Effects of Diaspore Traits and Vegetation Structures on Wind Dispersal of Solanum rostratum Using Wind Tunnel Simulations

The effects of diaspore traits and vegetation structure (VS) on the wind-dispersal processes of an invasive alien tumbleweed Solanum rostratum are not well understood. In this study, we used a wind tunnel to determine the wind velocity required for stem breakage of the plant. VSs of bare ground, desert steppe, typical steppe, and meadow steppe were simulated to determine the threshold wind velocity (TWV) of the plant (diaspore) and to measure diaspore velocity (DV) at wind velocities of 2, 4, 6, 8, 10, 12, and 14 m s⁻¹. The results showed that the stem of the plant did not break, even at a wind velocity of 14 m s⁻¹. The TWV is so high (> 6 m s⁻¹ on bare ground) that the diaspore could not move on the meadow steppe at a wind velocity of 14 m s⁻¹. Diaspore morphological traits and VS were key factors affecting the TWV, contributing 40.6% and 40.5%, respectively.

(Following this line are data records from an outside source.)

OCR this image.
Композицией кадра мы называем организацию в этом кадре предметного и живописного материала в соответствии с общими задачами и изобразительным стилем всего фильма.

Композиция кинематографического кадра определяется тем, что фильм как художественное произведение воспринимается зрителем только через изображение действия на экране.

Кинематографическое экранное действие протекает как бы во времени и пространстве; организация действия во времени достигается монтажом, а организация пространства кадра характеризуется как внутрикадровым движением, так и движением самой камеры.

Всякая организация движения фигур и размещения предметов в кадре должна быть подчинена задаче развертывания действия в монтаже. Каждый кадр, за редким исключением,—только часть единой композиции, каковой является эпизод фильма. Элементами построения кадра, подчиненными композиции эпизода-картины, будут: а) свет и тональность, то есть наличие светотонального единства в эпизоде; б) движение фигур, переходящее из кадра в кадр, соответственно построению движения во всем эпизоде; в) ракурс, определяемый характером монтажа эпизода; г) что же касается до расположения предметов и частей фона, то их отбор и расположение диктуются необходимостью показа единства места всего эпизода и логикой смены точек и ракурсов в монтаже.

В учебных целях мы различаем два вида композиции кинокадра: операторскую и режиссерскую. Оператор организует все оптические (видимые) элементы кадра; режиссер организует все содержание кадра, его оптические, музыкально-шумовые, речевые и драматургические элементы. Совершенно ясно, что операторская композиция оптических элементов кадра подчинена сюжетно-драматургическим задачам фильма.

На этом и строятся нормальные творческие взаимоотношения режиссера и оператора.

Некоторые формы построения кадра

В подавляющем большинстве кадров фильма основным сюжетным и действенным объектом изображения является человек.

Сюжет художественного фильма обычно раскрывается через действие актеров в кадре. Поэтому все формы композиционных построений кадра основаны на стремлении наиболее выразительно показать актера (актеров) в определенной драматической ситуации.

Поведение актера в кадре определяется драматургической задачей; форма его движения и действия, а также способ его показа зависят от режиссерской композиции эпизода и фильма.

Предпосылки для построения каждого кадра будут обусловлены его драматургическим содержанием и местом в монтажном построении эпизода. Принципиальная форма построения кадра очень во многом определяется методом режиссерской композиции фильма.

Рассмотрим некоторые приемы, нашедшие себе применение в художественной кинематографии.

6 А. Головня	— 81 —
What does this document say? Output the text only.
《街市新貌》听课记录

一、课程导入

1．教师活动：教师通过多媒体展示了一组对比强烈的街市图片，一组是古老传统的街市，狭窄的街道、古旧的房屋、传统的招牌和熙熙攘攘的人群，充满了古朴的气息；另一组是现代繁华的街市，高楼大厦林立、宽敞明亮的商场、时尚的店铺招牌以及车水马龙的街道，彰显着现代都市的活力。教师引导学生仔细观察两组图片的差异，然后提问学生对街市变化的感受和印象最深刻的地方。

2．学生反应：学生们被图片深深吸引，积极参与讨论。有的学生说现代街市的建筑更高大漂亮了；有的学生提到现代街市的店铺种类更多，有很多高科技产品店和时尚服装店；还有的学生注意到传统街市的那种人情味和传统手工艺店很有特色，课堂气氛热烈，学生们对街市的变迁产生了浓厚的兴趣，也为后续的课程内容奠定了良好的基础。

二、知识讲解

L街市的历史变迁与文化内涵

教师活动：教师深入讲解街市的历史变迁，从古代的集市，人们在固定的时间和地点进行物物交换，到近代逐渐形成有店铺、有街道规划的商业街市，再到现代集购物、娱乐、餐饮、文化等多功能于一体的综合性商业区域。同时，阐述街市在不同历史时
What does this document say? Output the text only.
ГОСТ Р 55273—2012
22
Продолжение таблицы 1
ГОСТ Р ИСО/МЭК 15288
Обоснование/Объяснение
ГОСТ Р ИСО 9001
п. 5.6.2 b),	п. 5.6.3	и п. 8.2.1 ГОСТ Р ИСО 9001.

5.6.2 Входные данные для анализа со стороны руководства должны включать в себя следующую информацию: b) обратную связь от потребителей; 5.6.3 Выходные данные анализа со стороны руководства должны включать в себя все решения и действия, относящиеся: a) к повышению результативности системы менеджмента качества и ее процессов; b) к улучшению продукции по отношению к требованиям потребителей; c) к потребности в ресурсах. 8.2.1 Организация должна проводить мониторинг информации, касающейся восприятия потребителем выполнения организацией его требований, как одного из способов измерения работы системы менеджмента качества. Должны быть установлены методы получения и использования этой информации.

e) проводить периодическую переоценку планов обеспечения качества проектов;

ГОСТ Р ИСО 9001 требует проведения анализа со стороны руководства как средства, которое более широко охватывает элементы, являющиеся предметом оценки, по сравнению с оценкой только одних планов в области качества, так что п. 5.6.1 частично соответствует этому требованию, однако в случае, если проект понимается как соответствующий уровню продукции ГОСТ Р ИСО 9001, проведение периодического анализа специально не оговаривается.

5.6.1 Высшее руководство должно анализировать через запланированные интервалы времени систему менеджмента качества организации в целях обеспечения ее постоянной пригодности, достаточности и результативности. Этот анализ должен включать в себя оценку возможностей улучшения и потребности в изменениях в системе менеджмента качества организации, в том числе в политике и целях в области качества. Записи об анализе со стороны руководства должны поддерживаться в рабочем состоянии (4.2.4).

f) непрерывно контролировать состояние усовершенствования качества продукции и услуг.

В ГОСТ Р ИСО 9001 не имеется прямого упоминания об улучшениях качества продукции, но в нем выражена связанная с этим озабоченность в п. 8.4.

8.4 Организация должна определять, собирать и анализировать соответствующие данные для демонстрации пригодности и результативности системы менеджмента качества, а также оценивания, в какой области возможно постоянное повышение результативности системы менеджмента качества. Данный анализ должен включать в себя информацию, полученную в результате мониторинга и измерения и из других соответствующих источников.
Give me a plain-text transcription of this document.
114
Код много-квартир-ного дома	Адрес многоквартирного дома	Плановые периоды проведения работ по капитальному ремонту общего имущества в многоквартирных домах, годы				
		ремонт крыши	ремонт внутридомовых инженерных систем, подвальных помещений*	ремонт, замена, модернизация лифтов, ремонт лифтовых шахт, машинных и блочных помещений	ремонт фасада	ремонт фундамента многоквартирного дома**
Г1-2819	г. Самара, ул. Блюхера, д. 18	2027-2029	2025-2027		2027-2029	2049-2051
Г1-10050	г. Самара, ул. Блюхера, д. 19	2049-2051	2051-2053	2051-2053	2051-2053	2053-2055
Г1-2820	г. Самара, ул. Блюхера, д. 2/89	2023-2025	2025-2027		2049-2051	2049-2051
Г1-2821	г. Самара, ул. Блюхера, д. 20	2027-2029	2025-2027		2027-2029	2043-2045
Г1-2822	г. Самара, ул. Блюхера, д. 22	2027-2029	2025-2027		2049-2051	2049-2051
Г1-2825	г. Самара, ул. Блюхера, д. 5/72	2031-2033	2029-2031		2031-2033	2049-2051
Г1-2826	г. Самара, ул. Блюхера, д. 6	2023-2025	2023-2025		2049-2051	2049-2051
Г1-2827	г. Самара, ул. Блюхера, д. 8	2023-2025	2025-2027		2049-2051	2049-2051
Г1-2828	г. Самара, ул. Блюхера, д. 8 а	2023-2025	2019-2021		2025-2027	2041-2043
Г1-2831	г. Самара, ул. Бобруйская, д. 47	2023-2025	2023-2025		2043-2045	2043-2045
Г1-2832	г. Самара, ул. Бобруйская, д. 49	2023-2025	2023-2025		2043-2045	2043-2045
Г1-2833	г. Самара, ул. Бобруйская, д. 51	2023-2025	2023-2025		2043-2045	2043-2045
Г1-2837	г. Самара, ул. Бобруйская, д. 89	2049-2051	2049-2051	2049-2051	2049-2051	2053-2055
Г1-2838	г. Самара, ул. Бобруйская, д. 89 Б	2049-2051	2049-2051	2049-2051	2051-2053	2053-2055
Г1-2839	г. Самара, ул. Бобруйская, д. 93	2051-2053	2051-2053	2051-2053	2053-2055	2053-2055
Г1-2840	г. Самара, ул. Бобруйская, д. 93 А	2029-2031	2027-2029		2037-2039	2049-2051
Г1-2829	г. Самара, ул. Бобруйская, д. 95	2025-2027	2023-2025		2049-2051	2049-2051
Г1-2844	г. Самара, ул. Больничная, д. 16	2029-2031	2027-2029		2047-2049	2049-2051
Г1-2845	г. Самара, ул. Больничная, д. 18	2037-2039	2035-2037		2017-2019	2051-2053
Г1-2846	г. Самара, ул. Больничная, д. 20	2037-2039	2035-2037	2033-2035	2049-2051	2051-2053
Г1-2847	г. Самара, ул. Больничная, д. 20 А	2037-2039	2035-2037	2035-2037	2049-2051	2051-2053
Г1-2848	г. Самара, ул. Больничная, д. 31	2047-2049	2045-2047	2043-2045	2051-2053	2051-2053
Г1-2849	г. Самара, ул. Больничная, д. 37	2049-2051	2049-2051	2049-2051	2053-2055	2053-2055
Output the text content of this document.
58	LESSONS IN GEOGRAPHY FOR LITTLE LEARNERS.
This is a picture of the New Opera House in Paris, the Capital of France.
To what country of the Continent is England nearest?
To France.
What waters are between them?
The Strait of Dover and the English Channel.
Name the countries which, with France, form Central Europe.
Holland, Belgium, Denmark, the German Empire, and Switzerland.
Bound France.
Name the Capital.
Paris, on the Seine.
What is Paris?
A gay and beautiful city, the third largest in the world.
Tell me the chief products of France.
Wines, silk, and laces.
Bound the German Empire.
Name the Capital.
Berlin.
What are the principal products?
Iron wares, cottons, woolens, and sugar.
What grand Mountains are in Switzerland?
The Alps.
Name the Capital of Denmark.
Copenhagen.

Wind velocity, VS, and diaspore traits were the significant factors affecting DV, contributing 70.6%, 13.5%, and 6.6%, respectively. The DV significantly decreased from bare ground, desert steppe to typical steppe, and even remained still at a wind velocity of 14 m s⁻¹ on the meadow steppe. Therefore, the diaspore adopts an anti-long-distance wind-dispersal strategy when the plant stem does not break, or the diaspore adopts a non-long-distance wind-dispersal strategy once the plant stem breaks. Understanding the wind-dispersal mechanism of S. rostratum is of practical significance for predicting its distribution, controlling its spread range, and promoting the restoration of degraded vegetation.